Clinical Trial Details
— Status: Not yet recruiting
Administrative data
NCT number |
NCT04609163 |
Other study ID # |
1790 |
Secondary ID |
|
Status |
Not yet recruiting |
Phase |
|
First received |
|
Last updated |
|
Start date |
December 1, 2021 |
Est. completion date |
December 1, 2022 |
Study information
Verified date |
August 2021 |
Source |
Fondazione IRCCS Ca' Granda, Ospedale Maggiore Policlinico |
Contact |
Giacomo Cavallaro, MD, PhD |
Phone |
+390255032234 |
Email |
giacomo.cavallaro[@]policlinico.mi.it |
Is FDA regulated |
No |
Health authority |
|
Study type |
Observational
|
Clinical Trial Summary
Congenital Diaphragmatic Hernia (CDH) is characterized by an incomplete diaphragm formation,
resulting in poor lung development (pulmonary hypoplasia), associated with altered
vascularization of the lung (pulmonary hypertension), with respiratory and cardiovascular
insufficiency at birth. Mortality and morbidity are extremely variable. Several efforts have
been done to identify possible prenatal and postnatal indicators which could accurately
predict patients' prognosis and to promote an individualized management. However, to date the
accuracy of these factors with respect to the prediction of survival and disease severity
still has limits. In the last years, there has been an impressive development of new research
methodologies based on the artificial intelligence, also in the neonatal field. The Machine
Learning (ML) method explores the possibility of building algorithms starting from the
acquisition of relevant clinical data, and using them to make predictions or take decisions.

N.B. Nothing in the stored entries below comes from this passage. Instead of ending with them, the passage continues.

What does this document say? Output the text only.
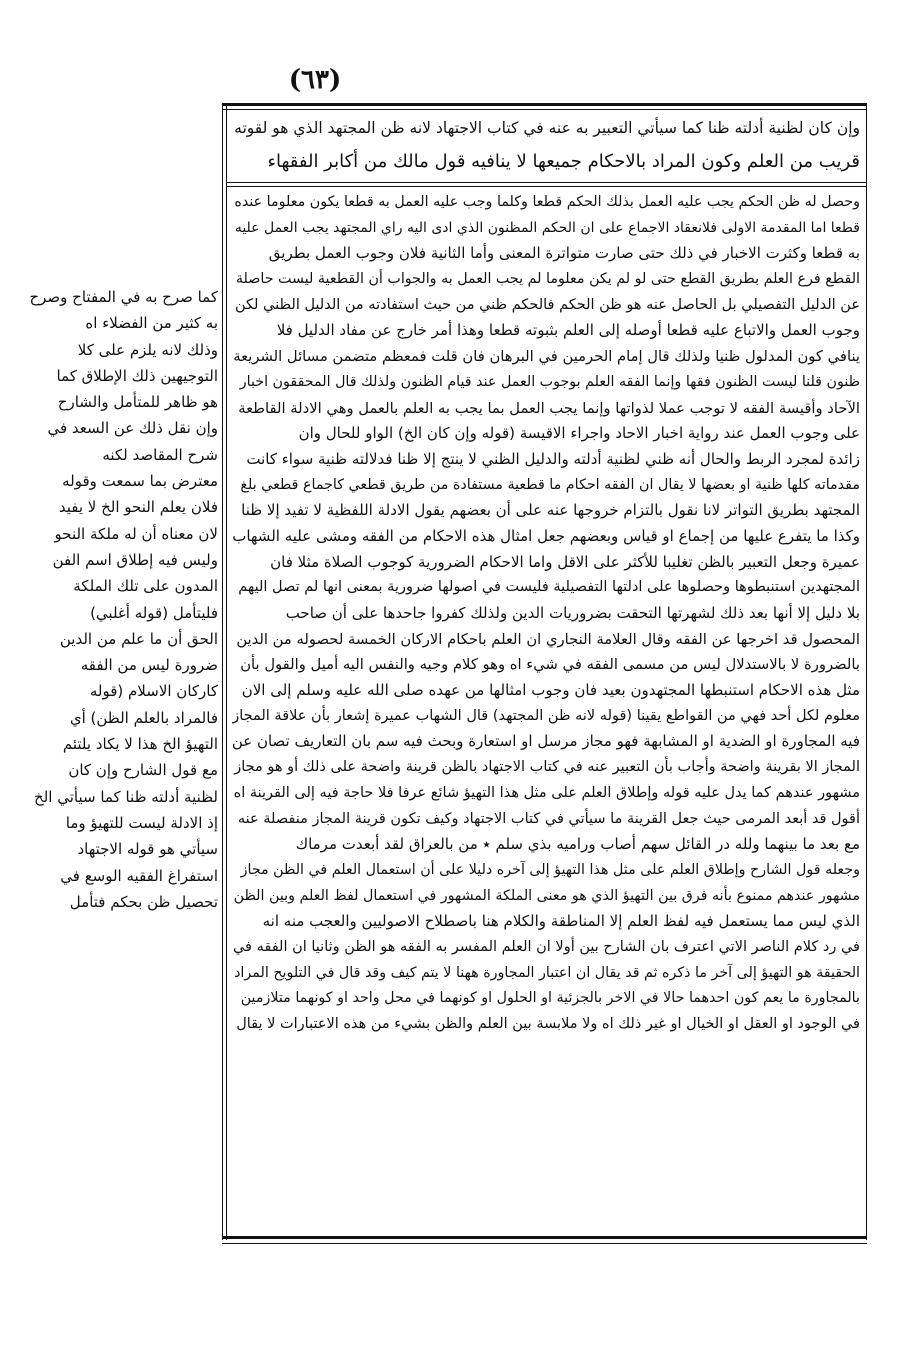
(٦٣)

وإن كان لظنية أدلته ظنا كما سيأتي التعبير به عنه في كتاب الاجتهاد لانه ظن المجتهد الذي هو لقوته

قريب من العلم وكون المراد بالاحكام جميعها لا ينافيه قول مالك من أكابر الفقهاء

وحصل له ظن الحكم يجب عليه العمل بذلك الحكم قطعا وكلما وجب عليه العمل به قطعا يكون معلوما عنده

قطعا اما المقدمة الاولى فلانعقاد الاجماع على ان الحكم المظنون الذي ادى اليه راي المجتهد يجب العمل عليه

به قطعا وكثرت الاخبار في ذلك حتى صارت متواترة المعنى وأما الثانية فلان وجوب العمل بطريق

القطع فرع العلم بطريق القطع حتى لو لم يكن معلوما لم يجب العمل به والجواب أن القطعية ليست حاصلة

عن الدليل التفصيلي بل الحاصل عنه هو ظن الحكم فالحكم ظني من حيث استفادته من الدليل الظني لكن

وجوب العمل والاتباع عليه قطعا أوصله إلى العلم بثبوته قطعا وهذا أمر خارج عن مفاد الدليل فلا

ينافي كون المدلول ظنيا ولذلك قال إمام الحرمين في البرهان فان قلت فمعظم متضمن مسائل الشريعة

ظنون قلنا ليست الظنون فقها وإنما الفقه العلم بوجوب العمل عند قيام الظنون ولذلك قال المحققون اخبار

الآحاد وأقيسة الفقه لا توجب عملا لذواتها وإنما يجب العمل بما يجب به العلم بالعمل وهي الادلة القاطعة

على وجوب العمل عند رواية اخبار الاحاد واجراء الاقيسة (قوله وإن كان الخ) الواو للحال وان

زائدة لمجرد الربط والحال أنه ظني لظنية أدلته والدليل الظني لا ينتج إلا ظنا فدلالته ظنية سواء كانت

مقدماته كلها ظنية او بعضها لا يقال ان الفقه احكام ما قطعية مستفادة من طريق قطعي كاجماع قطعي بلغ

المجتهد بطريق التواتر لانا نقول بالتزام خروجها عنه على أن بعضهم يقول الادلة اللفظية لا تفيد إلا ظنا

وكذا ما يتفرع عليها من إجماع او قياس وبعضهم جعل امثال هذه الاحكام من الفقه ومشى عليه الشهاب

عميرة وجعل التعبير بالظن تغليبا للأكثر على الاقل واما الاحكام الضرورية كوجوب الصلاة مثلا فان

المجتهدين استنبطوها وحصلوها على ادلتها التفصيلية فليست في اصولها ضرورية بمعنى انها لم تصل اليهم

بلا دليل إلا أنها بعد ذلك لشهرتها التحقت بضروريات الدين ولذلك كفروا جاحدها على أن صاحب

المحصول قد اخرجها عن الفقه وقال العلامة النجاري ان العلم باحكام الاركان الخمسة لحصوله من الدين

بالضرورة لا بالاستدلال ليس من مسمى الفقه في شيء اه وهو كلام وجيه والنفس اليه أميل والقول بأن

مثل هذه الاحكام استنبطها المجتهدون بعيد فان وجوب امثالها من عهده صلى الله عليه وسلم إلى الان

معلوم لكل أحد فهي من القواطع يقينا (قوله لانه ظن المجتهد) قال الشهاب عميرة إشعار بأن علاقة المجاز

فيه المجاورة او الضدية او المشابهة فهو مجاز مرسل او استعارة وبحث فيه سم بان التعاريف تصان عن

المجاز الا بقرينة واضحة وأجاب بأن التعبير عنه في كتاب الاجتهاد بالظن قرينة واضحة على ذلك أو هو مجاز

مشهور عندهم كما يدل عليه قوله وإطلاق العلم على مثل هذا التهيؤ شائع عرفا فلا حاجة فيه إلى القرينة اه

أقول قد أبعد المرمى حيث جعل القرينة ما سيأتي في كتاب الاجتهاد وكيف تكون قرينة المجاز منفصلة عنه

مع بعد ما بينهما ولله در القائل سهم أصاب وراميه بذي سلم ٭ من بالعراق لقد أبعدت مرماك

وجعله قول الشارح وإطلاق العلم على مثل هذا التهيؤ إلى آخره دليلا على أن استعمال العلم في الظن مجاز

مشهور عندهم ممنوع بأنه فرق بين التهيؤ الذي هو معنى الملكة المشهور في استعمال لفظ العلم وبين الظن

الذي ليس مما يستعمل فيه لفظ العلم إلا المناطقة والكلام هنا باصطلاح الاصوليين والعجب منه انه

في رد كلام الناصر الاتي اعترف بان الشارح بين أولا ان العلم المفسر به الفقه هو الظن وثانيا ان الفقه في

الحقيقة هو التهيؤ إلى آخر ما ذكره ثم قد يقال ان اعتبار المجاورة ههنا لا يتم كيف وقد قال في التلويح المراد

بالمجاورة ما يعم كون احدهما حالا في الاخر بالجزئية او الحلول او كونهما في محل واحد او كونهما متلازمين

في الوجود او العقل او الخيال او غير ذلك اه ولا ملابسة بين العلم والظن بشيء من هذه الاعتبارات لا يقال

كما صرح به في المفتاح وصرح

به كثير من الفضلاء اه

وذلك لانه يلزم على كلا

التوجيهين ذلك الإطلاق كما

هو ظاهر للمتأمل والشارح

وإن نقل ذلك عن السعد في

شرح المقاصد لكنه

معترض بما سمعت وقوله

فلان يعلم النحو الخ لا يفيد

لان معناه أن له ملكة النحو

وليس فيه إطلاق اسم الفن

المدون على تلك الملكة

فليتأمل (قوله أغلبي)

الحق أن ما علم من الدين

ضرورة ليس من الفقه

كاركان الاسلام (قوله

فالمراد بالعلم الظن) أي

التهيؤ الخ هذا لا يكاد يلتئم

مع قول الشارح وإن كان

لظنية أدلته ظنا كما سيأتي الخ

إذ الادلة ليست للتهيؤ وما

سيأتي هو قوله الاجتهاد

استفراغ الفقيه الوسع في

تحصيل ظن بحكم فتأمل
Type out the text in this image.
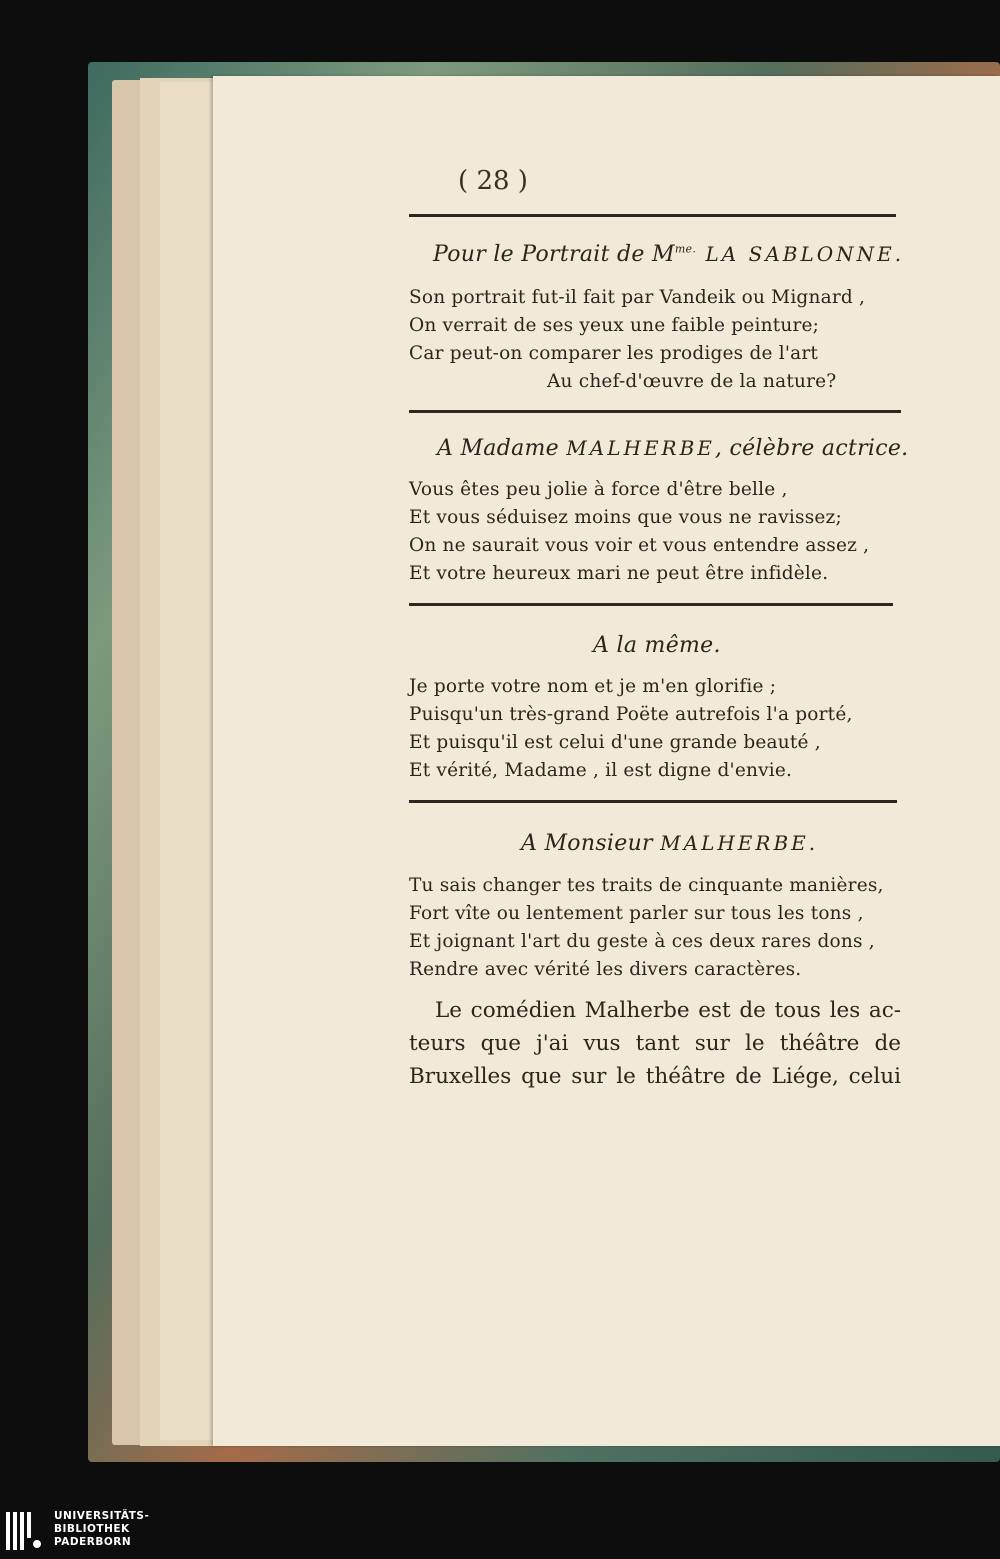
( 28 )
Pour le Portrait de $M^{me.}$ LA SABLONNE.
Son portrait fut-il fait par Vandeik ou Mignard ,
On verrait de ses yeux une faible peinture;
Car peut-on comparer les prodiges de l'art
Au chef-d'œuvre de la nature?
A Madame MALHERBE, célèbre actrice.
Vous êtes peu jolie à force d'être belle ,
Et vous séduisez moins que vous ne ravissez;
On ne saurait vous voir et vous entendre assez ,
Et votre heureux mari ne peut être infidèle.
A la même.
Je porte votre nom et je m'en glorifie ;
Puisqu'un très-grand Poëte autrefois l'a porté,
Et puisqu'il est celui d'une grande beauté ,
Et vérité, Madame , il est digne d'envie.
A Monsieur MALHERBE.
Tu sais changer tes traits de cinquante manières,
Fort vîte ou lentement parler sur tous les tons ,
Et joignant l'art du geste à ces deux rares dons ,
Rendre avec vérité les divers caractères.
Le comédien Malherbe est de tous les ac-
teurs que j'ai vus tant sur le théâtre de
Bruxelles que sur le théâtre de Liége, celui
UNIVERSITÄTS-
BIBLIOTHEK
PADERBORN
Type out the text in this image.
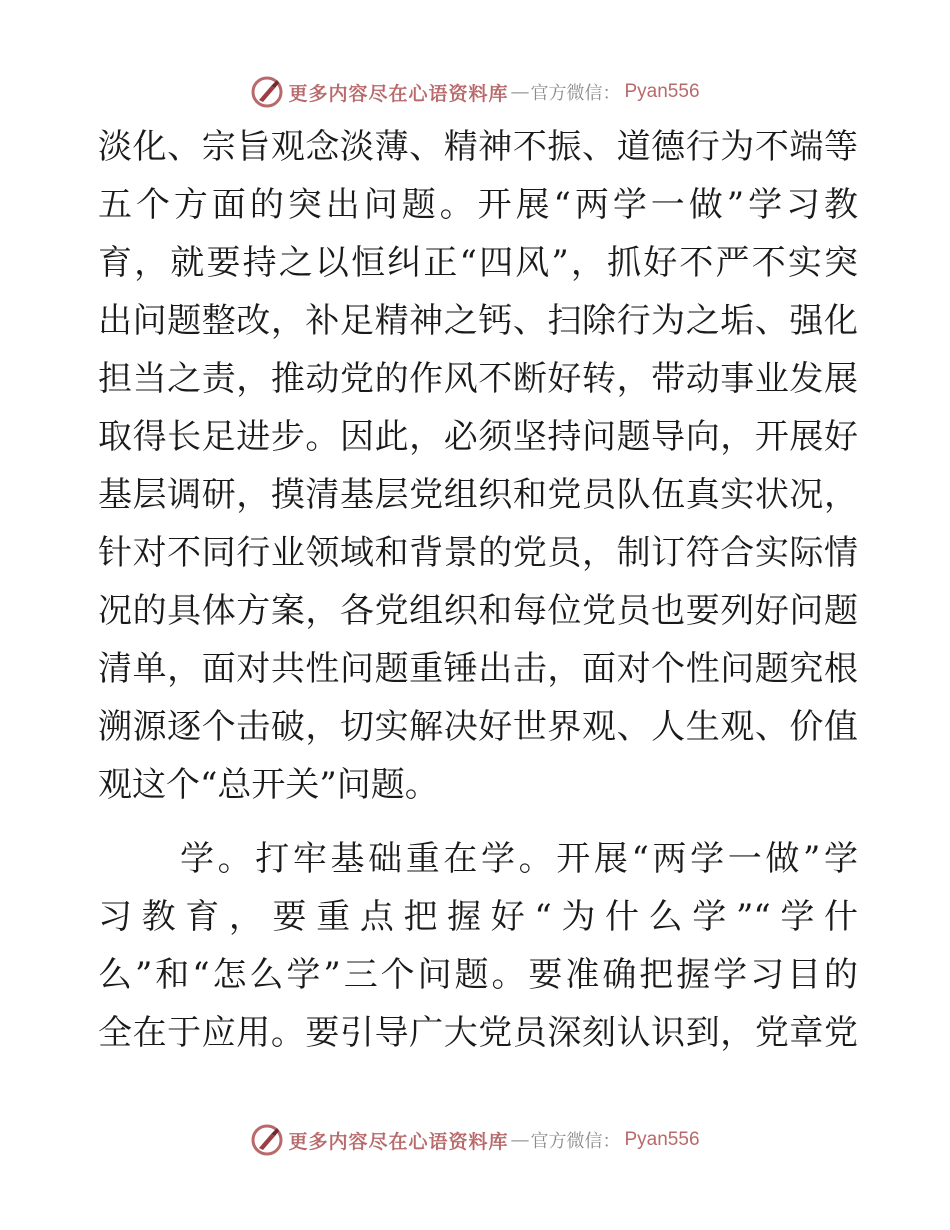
更多内容尽在心语资料库 — 官方微信 ： Pyan556
淡化、宗旨观念淡薄、精神不振、道德行为不端等
五个方面的突出问题。开展“两学一做”学习教
育，就要持之以恒纠正“四风”，抓好不严不实突
出问题整改，补足精神之钙、扫除行为之垢、强化
担当之责，推动党的作风不断好转，带动事业发展
取得长足进步。因此，必须坚持问题导向，开展好
基层调研，摸清基层党组织和党员队伍真实状况，
针对不同行业领域和背景的党员，制订符合实际情
况的具体方案，各党组织和每位党员也要列好问题
清单，面对共性问题重锤出击，面对个性问题究根
溯源逐个击破，切实解决好世界观、人生观、价值
观这个“总开关”问题。
学。打牢基础重在学。开展“两学一做”学
习教育，要重点把握好“为什么学”“学什
么”和“怎么学”三个问题。要准确把握学习目的
全在于应用。要引导广大党员深刻认识到，党章党
更多内容尽在心语资料库 — 官方微信 ： Pyan556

Nevertheless, the ML method has never been applied to predict patient's outcome in newborns
with CDH so far. Moreover, with the available tools, a reliable prediction on patient's risk
of developing severe postnatal PH is not feasible. Our hypothesis is that the use of ML
approach, based on multivariate analysis of different clinical pre- and postnatal variables,
could allow the development of algorithms able to accurately predict patient's outcome.
Description:
The investigators will collect clinical and instrumental data regarding prenatal history as
well as the medical and surgical postnatal course. In particular, the investigators will
record data from a prenatal ultrasound performed between 25+0 and 30+6 weeks of gestation
(before "Fetoscopic Endotracheal Occlusion" (FETO) procedure, in case of prenatal treatment):
estimated fetal weight (EFW), amniotic fluid, Doppler velocimetry of umbilical artery, defect
side, herniated organs, observed/expected lung-to-head ratio tracing (O/E LHR%), grading of
hernia severity, Doppler velocimetry of contralateral pulmonary artery. Gestational age at
diagnosis, details about FETO procedure, and the course of pregnancy will be also recorded.
On fetal MRI, the investigators will calculate: observed/expected total fetal lung volume
(O/E TFLV%), percentage of liver herniation (%LH), signal intensity of lung and liver on T2
sequences, mediastinal shift angle, apparent diffusion coefficient (ADC) on
diffusion-weighted sequences (DWI).
The radiographic pulmonary area will be calculated on digital chest x-ray performed within 24
hours after birth, by tracing the perimeter of the lung outlined by the rib cage and the
diaphragm, excluding the mediastinal structures and the herniated organs.
Regarding the neonatal course, the investigators will focus on pulmonary hypertensive status,
need for ECMO, and deaths. In particular, pulmonary hypertension will be evaluated based on
clinical parameters (such as systemic pressure, heart rate, oxygen saturation, and oxygen
supplementation, inotropic drugs, vasopressors, pulmonary vasodilators) as well as
echocardiographic parameters (systolic pulmonary artery pressure (PAPs) from tricuspid valve
regurgitation, mean pulmonary artery pressure from pulmonary valve regurgitation, pulmonary
artery flow, characteristics of the interventricular sept, shunts, cardiac anomalies).
Echocardiograms in our NICU are performed bedside throughout the hospital stay. The
investigators will consider one exam per day from birth to 48 hours after surgery, one exam
per week in the following 4 weeks, one exam per months until discharge. Other relevant data,
like neurologic complications, metabolic disorders or infections, will be recorded as well.
Finally, the investigators will record data regarding the surgical course: day of
intervention, type of surgical repair, use of patch, intra- or post-operative complications.